The initial feedback is considered encouraging by project promoters. “Consumers and artisan chocolatiers told us that Cameroon’s cocoa has strong potential and meets all the requirements to enter the Japanese market, where it will compete with Ghanaian and Tanzanian cocoa. Cameroon’s cocoa could eventually capture 5 % of the Japanese market because it shares all the characteristics of products available in Japan,” said Francis Nzuko, national coordinator of the PICS Cameroon project, quoted by the state-owned daily Cameroon Tribune.
Japan has shown interest in Cameroonian cocoa for more than a decade, but announced projects have been slow to materialize. “We know very well that Cameroonian cocoa is of good quality. Some trading companies in Japan are interested in Cameroon’s cocoa. That is why I came to meet with the Minister of Trade to see how to develop this opportunity. There are many possibilities. Consumers increasingly seek premium cocoa,” said Kunio Okamura, Japan’s ambassador to Cameroon, after a meeting at the Ministry of Trade in Yaoundé on December 13, 2017.

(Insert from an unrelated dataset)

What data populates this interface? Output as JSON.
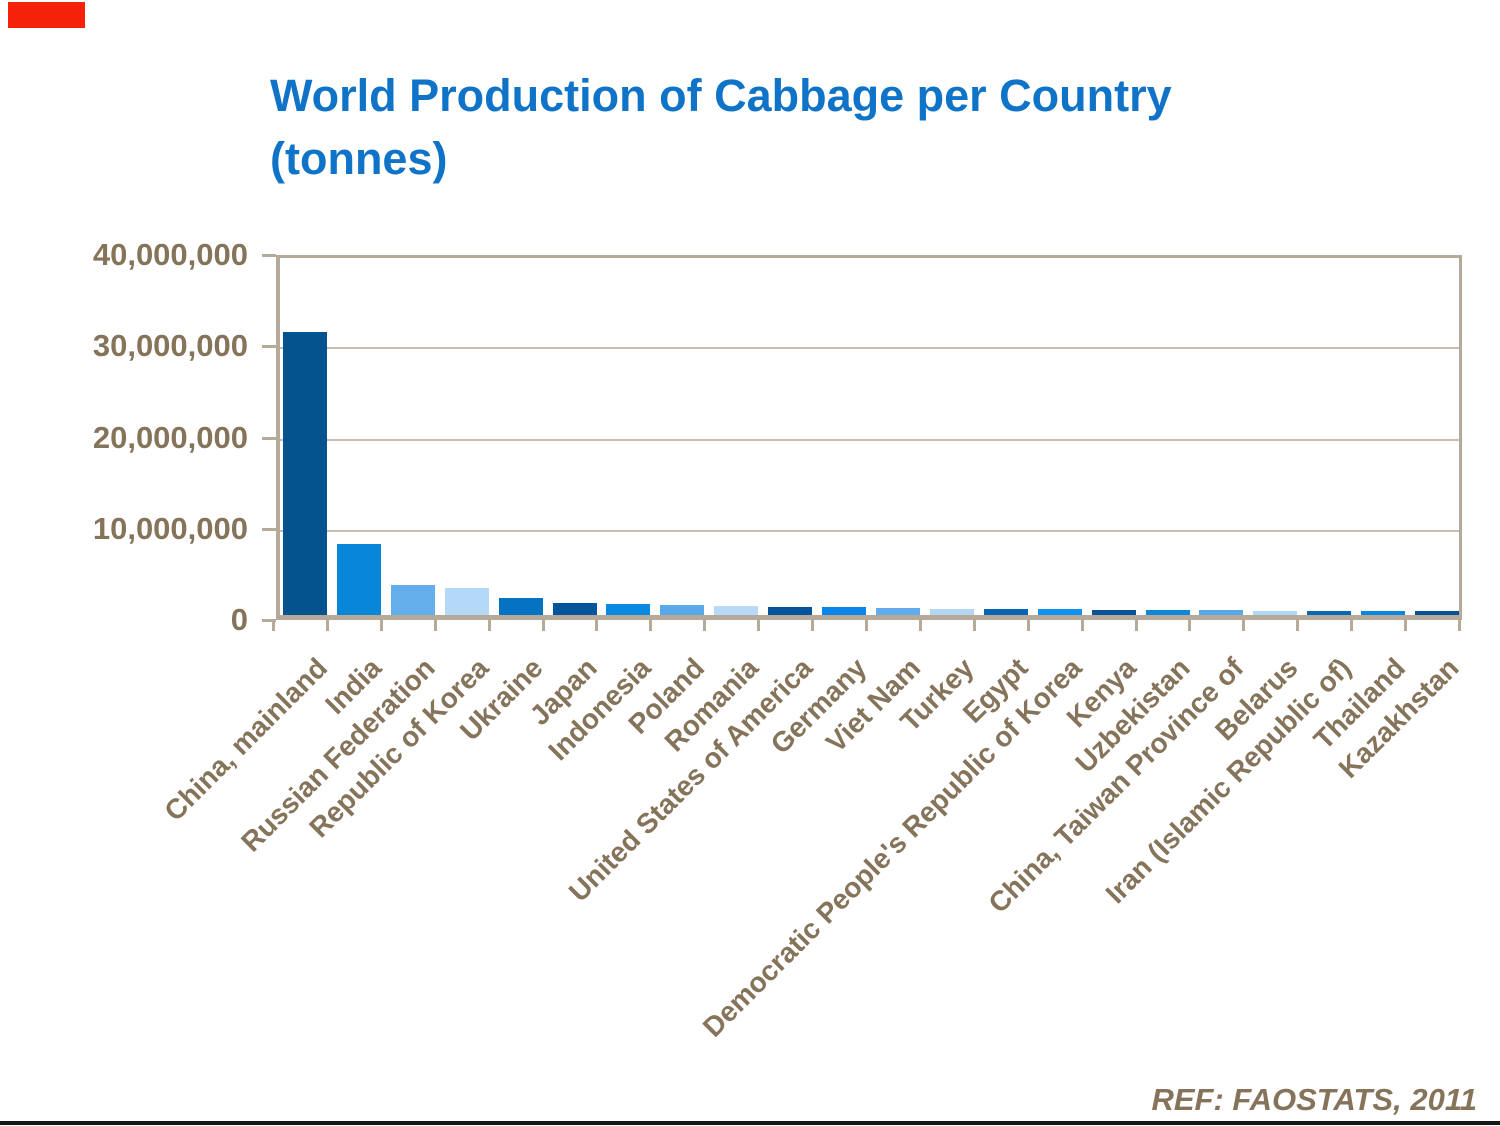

On March 3, 2022, Japan’s ambassador to Cameroon, Takaoka Nozomu, signed a partnership agreement with André Thomas Bengon, mayor of the Ebolowa 2 municipality, to support a project to build a cocoa bean processing unit in this locality of the South region. The project aims to strengthen local processing and capture more value in the cocoa sector. Since then, however, little information has emerged about its progress, leaving the industrial materialization of Japanese interest in Cameroonian cocoa uncertain.